Informasi seputar OTT juga bisa menjadi objek eksploitasi secara hukum, anggota Dewan Pengawas bisa menjadi 'intel atau agen' politik atau informan politik bagi pelaku korupsi yang umumnya pejabat dan politisi. Dewan pengawas adalah jabatan politik, sehingga eksistensinya tak akan lepas dari unsur politik.

Sementara masuknya Firli Bahuri sebagai komisioner KPK, hal yang sangat lugas menggambarkannya adalah cover majalah tempo yang menggambarkan gedung KPK dilahap buaya. KPK akan menjadi institusi Polri cabang Rasuna Said.

Jangan berharap ada kasus KPK yang menangani korupsi anggota Polri, itu cerita kuno. Semua kebijakan KPK akan berada dibawah kendali Polri.

Penguasa sebagai operator alat negara termasuk Polri, yang akan menentukan garis garis besar haluan pemberantasan korupsi. Jika kawan politik, maka penguasa akan membuat batasan sterilisasi. Jika lawan politik, penguasa bisa membiarkannya atau bahkan membuat atensi khusus sebagai bahan untuk pencitraan prestasi pemberantasan korupsi.
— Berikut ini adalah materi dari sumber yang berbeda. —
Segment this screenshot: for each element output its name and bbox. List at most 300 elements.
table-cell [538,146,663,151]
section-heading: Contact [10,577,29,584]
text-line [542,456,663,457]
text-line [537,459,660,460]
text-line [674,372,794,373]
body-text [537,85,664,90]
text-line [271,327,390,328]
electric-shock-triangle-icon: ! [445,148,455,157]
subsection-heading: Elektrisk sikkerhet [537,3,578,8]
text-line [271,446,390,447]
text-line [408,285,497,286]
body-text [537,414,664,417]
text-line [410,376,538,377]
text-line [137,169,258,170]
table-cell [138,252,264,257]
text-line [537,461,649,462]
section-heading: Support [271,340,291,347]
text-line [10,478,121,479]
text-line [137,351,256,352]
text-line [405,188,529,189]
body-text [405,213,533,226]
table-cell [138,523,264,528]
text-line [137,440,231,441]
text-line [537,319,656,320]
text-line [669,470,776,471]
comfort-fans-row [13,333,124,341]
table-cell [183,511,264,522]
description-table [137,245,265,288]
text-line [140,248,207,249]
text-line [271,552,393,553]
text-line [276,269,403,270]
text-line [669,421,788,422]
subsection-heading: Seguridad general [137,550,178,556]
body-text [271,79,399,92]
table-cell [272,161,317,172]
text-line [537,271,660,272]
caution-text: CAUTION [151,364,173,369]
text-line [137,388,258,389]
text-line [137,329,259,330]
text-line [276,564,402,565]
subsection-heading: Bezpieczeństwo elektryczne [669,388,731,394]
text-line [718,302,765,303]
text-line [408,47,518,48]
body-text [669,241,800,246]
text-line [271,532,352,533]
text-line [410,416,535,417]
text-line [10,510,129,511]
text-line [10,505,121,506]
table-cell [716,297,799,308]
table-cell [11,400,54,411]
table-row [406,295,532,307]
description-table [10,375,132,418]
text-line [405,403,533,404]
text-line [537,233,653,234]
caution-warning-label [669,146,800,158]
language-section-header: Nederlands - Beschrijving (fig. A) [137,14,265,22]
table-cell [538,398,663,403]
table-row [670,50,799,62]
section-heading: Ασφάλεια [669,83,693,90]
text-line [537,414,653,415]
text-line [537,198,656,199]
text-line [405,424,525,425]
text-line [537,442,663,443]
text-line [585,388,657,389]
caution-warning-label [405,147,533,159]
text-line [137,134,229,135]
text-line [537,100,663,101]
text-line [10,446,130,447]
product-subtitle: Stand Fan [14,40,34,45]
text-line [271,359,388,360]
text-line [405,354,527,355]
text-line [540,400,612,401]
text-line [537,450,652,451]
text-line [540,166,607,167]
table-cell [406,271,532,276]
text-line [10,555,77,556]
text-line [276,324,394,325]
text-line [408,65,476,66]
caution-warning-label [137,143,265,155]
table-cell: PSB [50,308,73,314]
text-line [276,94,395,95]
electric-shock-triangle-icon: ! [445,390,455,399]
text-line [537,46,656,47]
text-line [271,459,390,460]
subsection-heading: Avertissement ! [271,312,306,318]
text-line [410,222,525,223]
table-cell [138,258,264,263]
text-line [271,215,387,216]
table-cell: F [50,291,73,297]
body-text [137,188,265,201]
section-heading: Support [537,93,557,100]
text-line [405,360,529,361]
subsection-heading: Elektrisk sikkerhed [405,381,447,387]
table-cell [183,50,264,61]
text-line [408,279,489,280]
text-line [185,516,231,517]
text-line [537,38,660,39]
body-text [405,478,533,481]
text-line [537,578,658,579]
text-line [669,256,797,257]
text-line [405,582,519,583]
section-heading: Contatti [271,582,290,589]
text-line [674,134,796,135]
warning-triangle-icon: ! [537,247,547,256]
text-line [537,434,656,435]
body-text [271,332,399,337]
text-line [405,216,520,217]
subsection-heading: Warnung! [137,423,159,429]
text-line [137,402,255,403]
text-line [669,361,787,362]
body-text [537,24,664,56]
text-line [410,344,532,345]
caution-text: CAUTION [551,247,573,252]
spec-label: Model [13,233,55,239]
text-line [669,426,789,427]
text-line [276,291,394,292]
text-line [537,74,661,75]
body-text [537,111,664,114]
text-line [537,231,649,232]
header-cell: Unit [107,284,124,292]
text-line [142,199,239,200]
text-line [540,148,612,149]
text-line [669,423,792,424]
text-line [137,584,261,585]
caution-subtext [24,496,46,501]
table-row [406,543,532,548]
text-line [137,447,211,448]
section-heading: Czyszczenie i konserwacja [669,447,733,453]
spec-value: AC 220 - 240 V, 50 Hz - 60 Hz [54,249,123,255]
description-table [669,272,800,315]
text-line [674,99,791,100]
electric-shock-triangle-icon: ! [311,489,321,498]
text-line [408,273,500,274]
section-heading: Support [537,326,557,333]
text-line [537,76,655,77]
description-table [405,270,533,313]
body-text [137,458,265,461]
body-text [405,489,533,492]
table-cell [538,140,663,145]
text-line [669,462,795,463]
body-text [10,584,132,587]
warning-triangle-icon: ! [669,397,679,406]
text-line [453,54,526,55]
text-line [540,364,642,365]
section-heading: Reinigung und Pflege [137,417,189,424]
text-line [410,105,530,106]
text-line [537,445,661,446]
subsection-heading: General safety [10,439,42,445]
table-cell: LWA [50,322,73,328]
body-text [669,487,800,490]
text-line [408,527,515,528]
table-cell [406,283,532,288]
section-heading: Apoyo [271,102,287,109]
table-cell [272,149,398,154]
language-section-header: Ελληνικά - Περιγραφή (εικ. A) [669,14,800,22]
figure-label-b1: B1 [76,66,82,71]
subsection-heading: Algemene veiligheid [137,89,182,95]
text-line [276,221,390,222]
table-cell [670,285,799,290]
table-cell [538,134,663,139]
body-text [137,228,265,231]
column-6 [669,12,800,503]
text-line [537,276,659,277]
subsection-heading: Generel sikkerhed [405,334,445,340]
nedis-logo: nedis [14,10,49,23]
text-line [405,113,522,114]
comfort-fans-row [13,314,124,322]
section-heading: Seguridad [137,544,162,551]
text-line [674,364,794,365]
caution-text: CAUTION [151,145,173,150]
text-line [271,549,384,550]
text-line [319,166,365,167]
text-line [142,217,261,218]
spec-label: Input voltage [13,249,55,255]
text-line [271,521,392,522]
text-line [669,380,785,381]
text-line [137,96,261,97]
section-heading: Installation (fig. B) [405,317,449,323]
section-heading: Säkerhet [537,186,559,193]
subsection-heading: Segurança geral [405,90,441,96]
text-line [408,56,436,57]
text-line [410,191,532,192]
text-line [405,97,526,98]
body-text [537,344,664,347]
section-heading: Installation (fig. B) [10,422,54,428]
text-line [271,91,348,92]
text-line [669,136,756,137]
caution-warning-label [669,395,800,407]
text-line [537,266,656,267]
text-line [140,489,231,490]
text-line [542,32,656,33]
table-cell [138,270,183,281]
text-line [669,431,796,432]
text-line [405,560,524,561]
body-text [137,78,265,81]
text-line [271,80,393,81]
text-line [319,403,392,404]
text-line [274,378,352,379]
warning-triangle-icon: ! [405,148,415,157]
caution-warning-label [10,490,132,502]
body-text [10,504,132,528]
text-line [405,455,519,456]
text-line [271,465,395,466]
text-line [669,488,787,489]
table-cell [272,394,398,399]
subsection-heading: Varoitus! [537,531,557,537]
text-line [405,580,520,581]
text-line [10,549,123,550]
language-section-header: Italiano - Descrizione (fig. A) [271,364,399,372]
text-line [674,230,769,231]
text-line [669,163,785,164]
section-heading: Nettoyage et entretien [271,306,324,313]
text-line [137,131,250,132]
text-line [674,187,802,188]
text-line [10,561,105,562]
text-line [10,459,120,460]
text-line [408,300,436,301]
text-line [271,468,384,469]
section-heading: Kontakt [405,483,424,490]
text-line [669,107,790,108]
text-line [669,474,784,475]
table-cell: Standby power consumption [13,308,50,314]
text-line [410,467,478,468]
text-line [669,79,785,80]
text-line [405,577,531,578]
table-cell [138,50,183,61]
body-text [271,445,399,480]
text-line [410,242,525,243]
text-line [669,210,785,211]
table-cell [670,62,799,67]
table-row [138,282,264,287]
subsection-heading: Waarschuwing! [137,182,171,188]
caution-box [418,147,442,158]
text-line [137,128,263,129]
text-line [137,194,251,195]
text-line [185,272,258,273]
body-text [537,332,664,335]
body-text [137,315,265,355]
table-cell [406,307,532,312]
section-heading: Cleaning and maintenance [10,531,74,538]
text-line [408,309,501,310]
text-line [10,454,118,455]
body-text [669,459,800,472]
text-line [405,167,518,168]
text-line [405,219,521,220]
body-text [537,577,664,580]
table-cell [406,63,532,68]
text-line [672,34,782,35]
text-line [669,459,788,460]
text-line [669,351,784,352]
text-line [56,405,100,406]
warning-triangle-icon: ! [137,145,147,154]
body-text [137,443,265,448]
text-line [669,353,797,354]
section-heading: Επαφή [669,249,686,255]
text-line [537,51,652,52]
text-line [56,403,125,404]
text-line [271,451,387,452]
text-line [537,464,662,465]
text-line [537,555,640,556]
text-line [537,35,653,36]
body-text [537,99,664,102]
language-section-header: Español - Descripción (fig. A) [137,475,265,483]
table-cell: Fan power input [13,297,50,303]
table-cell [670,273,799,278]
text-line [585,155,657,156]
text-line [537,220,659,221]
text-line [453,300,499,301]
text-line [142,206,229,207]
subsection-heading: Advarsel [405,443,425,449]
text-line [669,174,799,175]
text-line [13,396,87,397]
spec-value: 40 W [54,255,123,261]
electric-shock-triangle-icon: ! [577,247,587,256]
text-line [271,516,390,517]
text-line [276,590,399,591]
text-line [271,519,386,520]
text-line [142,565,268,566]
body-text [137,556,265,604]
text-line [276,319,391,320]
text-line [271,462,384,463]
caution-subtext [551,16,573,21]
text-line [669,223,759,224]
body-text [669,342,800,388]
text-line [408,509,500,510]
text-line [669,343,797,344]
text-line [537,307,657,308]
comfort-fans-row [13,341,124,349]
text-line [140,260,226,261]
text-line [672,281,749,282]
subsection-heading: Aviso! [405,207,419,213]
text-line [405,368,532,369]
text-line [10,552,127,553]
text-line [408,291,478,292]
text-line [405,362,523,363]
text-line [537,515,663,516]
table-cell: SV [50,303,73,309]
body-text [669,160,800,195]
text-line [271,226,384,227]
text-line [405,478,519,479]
Hati-hati saja, jika bertentangan apalagi melawan rezim kuat dugaan akan dijadikan pasien KPK. Jadi kalau ingin kritis, lebih baik menjadi rakyat biasa yang tidak bersinggungan dengan anggaran negara.

Kalau sudah jadi pejabat, penyelenggara negara, mustahil tak punya borok korupsi. Pada asalnya semua pejabat korup, hanya tingkat kebrutalannya saja yang berbeda. 

Karenanya hingga saat ini, belum ada satupun partai yang menduduki jabatan kekuasan, kadernya tidak menjadi pasien KPK. Semakin berkuasa semakin korup, itu sebabnya kenapa kader PDIP dan Golkar menduduki ranking teratas sebagai pelaku korupsi.

Semakin berkuasa semakin korup, itulah adagium umumnya. Jadi jika Anda ingin masuk lingkaran kekuasan berarti Anda secara sadar akan melakukan korupsi.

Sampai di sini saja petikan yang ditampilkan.